C’est toujours la même chose. Au début, je plane. Nouveau mec, nouvelle rencontre, ça semble différent, pour une fois. On se voit, on a l’impression de se reconnaître, de se découvrir dans un nouveau regard, c’est bien. C’est bon, ça semble presque suffisant à tout le reste.  

Et puis très vite, ça prend la même tournure. On s’emmerde ou on s’engueule. Parfois les deux en même temps. Même quand on s’applique à ne pas reproduire des schémas, quand on essaie d’être un peu originaux, on en revient vite au même point.

C’est quand je commence à ne plus les supporter, que j’enfile mes baskets. Au moment où je pense à les quitter, que je réinstalle une appli, et que je pars courir. 

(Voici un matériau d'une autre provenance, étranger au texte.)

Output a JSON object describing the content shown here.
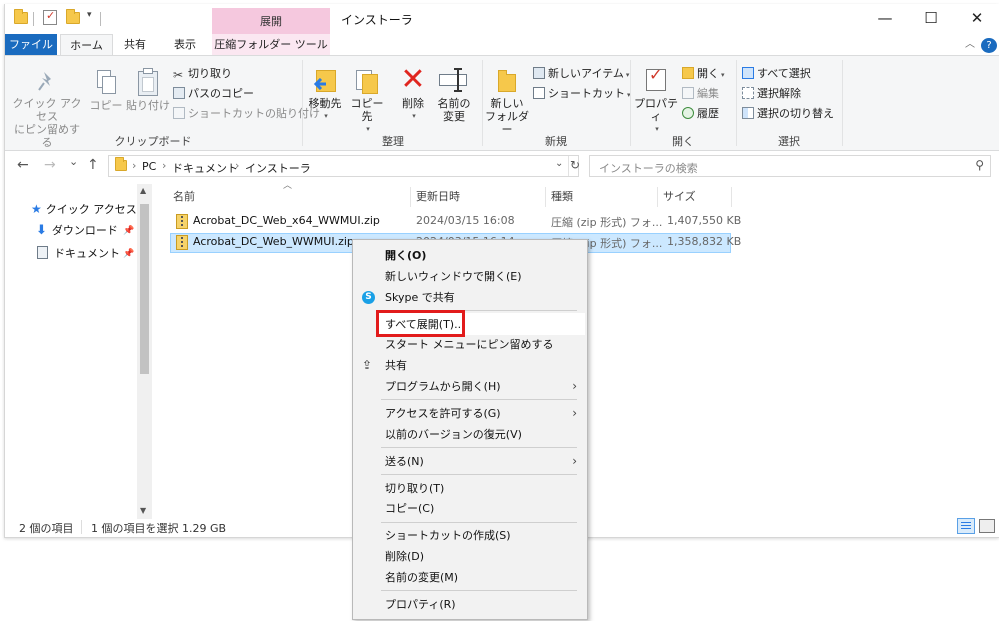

À force, je sais déjà que c’est un peu fini, quand je recommence une course. Mais peut-être aussi parce que j’y crois encore. Parce qu’il me reste un fond d’espoir, je me dis que c’est juste un temps pour moi, une meilleure manière de revenir. Et je pars courir quand même. 

Je fais toujours le même trajet : le tour des buttes Chaumont, par l’extérieur. Entre deux et cinq fois. Et toujours dans le même sens. Je ne veux pas avoir à réfléchir au trajet que je vais prendre, j’ai d’autres choses à réfléchir. C’est peut-être ça le problème, d’ailleurs. Il faudrait que j’y pense. 

Je sors de chez moi, et je prends par la gauche. 500 mètres et j’y suis. La longue descente en premier, pour m’échauffer et sentir le bitume sous mes pieds, l’impact que cela créer dans mon corps. Les vibrations qui retentissent. 

Toujours je commence par la pente la plus douce. J’ai essayé une fois l’inverse, et j’ai dû faire demi-tour. 

Je ne pense qu’à ça : cet instant-là. Aux premiers kilomètres que j’avale sans m’en rendre compte. J’oublie presque les raisons de ma sortie. Le début de la course, c’est ...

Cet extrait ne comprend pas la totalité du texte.